Watch ‘Breaking Bad’ Writer Sam Catlin on Bringing Walter White to Life
Few shows have attained the combination of mainstream popularity and unanimous critical adoration that Breaking Bad enjoyed during its five-season run; Vince Gilligan’s often nervewracking account of mild-mannered chemistry teacher Walter White’s metamorphosis into a meth kingpin more than earned its way into our “Greatest TV Shows” list. And though he keeps busy these days as the showrunner for AMC’s Preacher, writer Sam Catlin still remembers the thrill — and occasional terror — of being at the epicenter of a phenomenon. In a new video interview exclusive to Rolling Stone, Catlin recalls his days in the dog-eat-dog writers’ room and sings the praises of Bryan Cranston, the man who famously turned Mr. Chips into Scarface.
“Breaking Bad, for the first three or four seasons, was just a show that was on the network with Mad Men that we were all really proud of and really liked,” Catlin says, “but we didn’t have a sense of a big audience or anything like that. My sense was from my own peer group that had finally gotten around to watching the show, and were like, ‘Holy crap.'”
Once Breaking Bad became the viewing public’s It Show, however, tensions started to rise. “There was a book that came out that said the happiest room in Hollywood was the Breaking Bad writers’ room, and it wasn’t,” Catlin recalls. “It had nothing to do with anything personal, I’m friends with all of those people and I’m friends with Vince Gilligan, but it was hard. It was really hard. Like, we were doing something important in a way that was exhausting.”

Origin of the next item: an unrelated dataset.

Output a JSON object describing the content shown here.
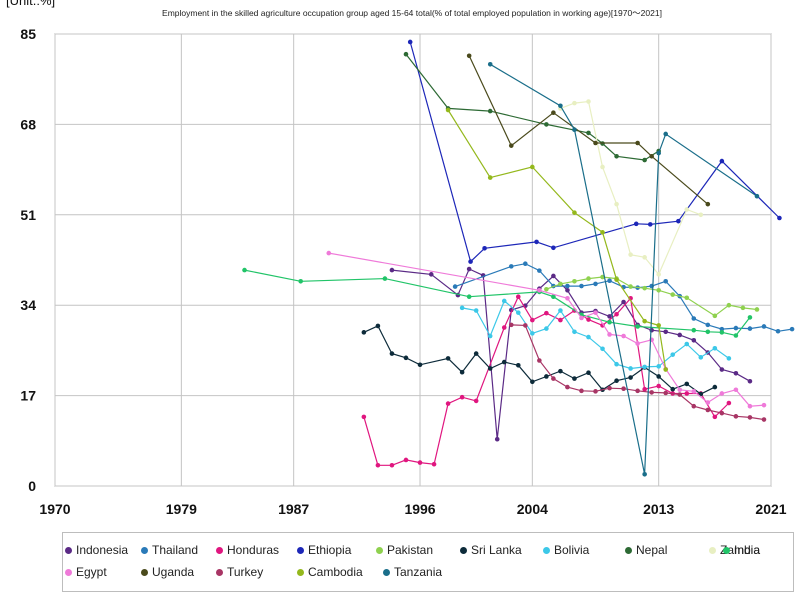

The high-pressure environment in the writers room could be draining, but that’s just the toll Gilligan exacted for excellence. “One of the things I’m most proud of about Breaking Bad was that it was very consistent,” Catlin says, “and that’s all because of Vince. What made him so hard to work with sometimes, that’s what you got out of it.”
As much as Catlin credits Gilligan for Breaking Bad‘s continued success, he acknowledges that there was another man instrumental to creating a canon-worthy: “We wanted to impress Vince and we wanted to earn our role on the show, that was becoming increasingly special. And we were blessed to have Bryan Cranston. We would watch him read a phone book, and there were probably scenes where we did watch him read a phone book. He’s that compelling of an actor.”